Syrian ostrich, Middle eastern ostrich
The Arabian ostrich (Struthio camelus syriacus ), Syrian ostrich, or Middle Eastern ostrich is an extinct subspecies of the ostrich that lived on the Arabian Peninsula and in the Near East until the mid-20th century.
Its range seems to have been continuous in prehistoric times, but with the drying-up of the Arabian Peninsula, it disappeared from the inhospitable areas of the Arabian Desert, such as the Rub' al Khali. In historic times, the bird seems to have occurred in two discrete relict populations: a smaller one in the southeast of the Arabian Peninsula and a larger one in the area where today the borders of Saudi Arabia, Jordan, Iraq and Syria meet. It was also present in Qatar, the United Arab Emirates (in prehistoric times), Oman, and Kuwait.
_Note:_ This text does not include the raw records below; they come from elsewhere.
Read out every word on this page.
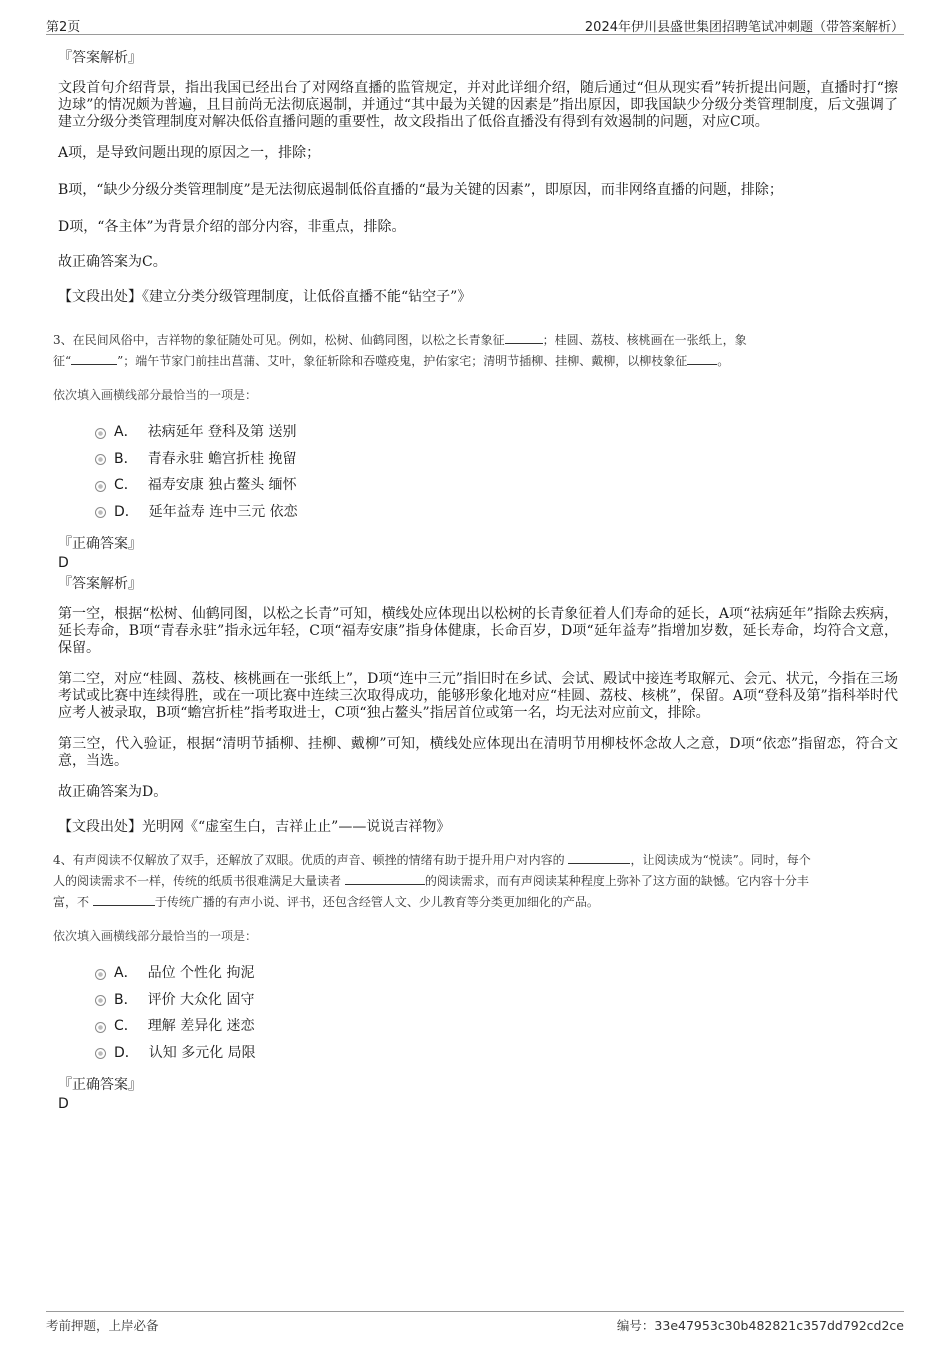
第2页	2024年伊川县盛世集团招聘笔试冲刺题（带答案解析）

『答案解析』

文段首句介绍背景，指出我国已经出台了对网络直播的监管规定，并对此详细介绍，随后通过“但从现实看”转折提出问题，直播时打“擦边球”的情况颇为普遍，且目前尚无法彻底遏制，并通过“其中最为关键的因素是”指出原因，即我国缺少分级分类管理制度，后文强调了建立分级分类管理制度对解决低俗直播问题的重要性，故文段指出了低俗直播没有得到有效遏制的问题，对应C项。

A项，是导致问题出现的原因之一，排除；

B项，“缺少分级分类管理制度”是无法彻底遏制低俗直播的“最为关键的因素”，即原因，而非网络直播的问题，排除；

D项，“各主体”为背景介绍的部分内容，非重点，排除。

故正确答案为C。

【文段出处】《建立分类分级管理制度，让低俗直播不能“钻空子”》

3、在民间风俗中，吉祥物的象征随处可见。例如，松树、仙鹤同图，以松之长青象征	；桂圆、荔枝、核桃画在一张纸上，象
征“	”；端午节家门前挂出菖蒲、艾叶，象征斩除和吞噬疫鬼，护佑家宅；清明节插柳、挂柳、戴柳，以柳枝象征	。

依次填入画横线部分最恰当的一项是：

A． 祛病延年 登科及第 送别
B． 青春永驻 蟾宫折桂 挽留
C． 福寿安康 独占鳌头 缅怀
D． 延年益寿 连中三元 依恋

『正确答案』

D

『答案解析』

第一空，根据“松树、仙鹤同图，以松之长青”可知，横线处应体现出以松树的长青象征着人们寿命的延长，A项“祛病延年”指除去疾病，延长寿命，B项“青春永驻”指永远年轻，C项“福寿安康”指身体健康，长命百岁，D项“延年益寿”指增加岁数，延长寿命，均符合文意，保留。

第二空，对应“桂圆、荔枝、核桃画在一张纸上”，D项“连中三元”指旧时在乡试、会试、殿试中接连考取解元、会元、状元，今指在三场考试或比赛中连续得胜，或在一项比赛中连续三次取得成功，能够形象化地对应“桂圆、荔枝、核桃”，保留。A项“登科及第”指科举时代应考人被录取，B项“蟾宫折桂”指考取进士，C项“独占鳌头”指居首位或第一名，均无法对应前文，排除。

第三空，代入验证，根据“清明节插柳、挂柳、戴柳”可知，横线处应体现出在清明节用柳枝怀念故人之意，D项“依恋”指留恋，符合文意，当选。

故正确答案为D。

【文段出处】光明网《“虚室生白，吉祥止止”——说说吉祥物》

4、有声阅读不仅解放了双手，还解放了双眼。优质的声音、顿挫的情绪有助于提升用户对内容的	，让阅读成为“悦读”。同时，每个
人的阅读需求不一样，传统的纸质书很难满足大量读者	的阅读需求，而有声阅读某种程度上弥补了这方面的缺憾。它内容十分丰
富，不	于传统广播的有声小说、评书，还包含经管人文、少儿教育等分类更加细化的产品。

依次填入画横线部分最恰当的一项是：

A． 品位 个性化 拘泥
B． 评价 大众化 固守
C． 理解 差异化 迷恋
D． 认知 多元化 局限

『正确答案』

D

考前押题，上岸必备	编号：33e47953c30b482821c357dd792cd2ce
Eggshells of Arabian ostriches have been found on Bahrain, though this is likely not an introduction to the island, but a type of religious burial. Towards the Sinai Peninsula, it probably intergraded with the North African subspecies camelus in earlier times. It looked exactly like that form; possibly, the females were of a slightly lighter coloration. The only certain way to distinguish camelus and syriacus was the smaller size of the latter, with only marginal overlap: the tarsus was 390–465 mm long in syriacus versus 450–530 mm in camelus.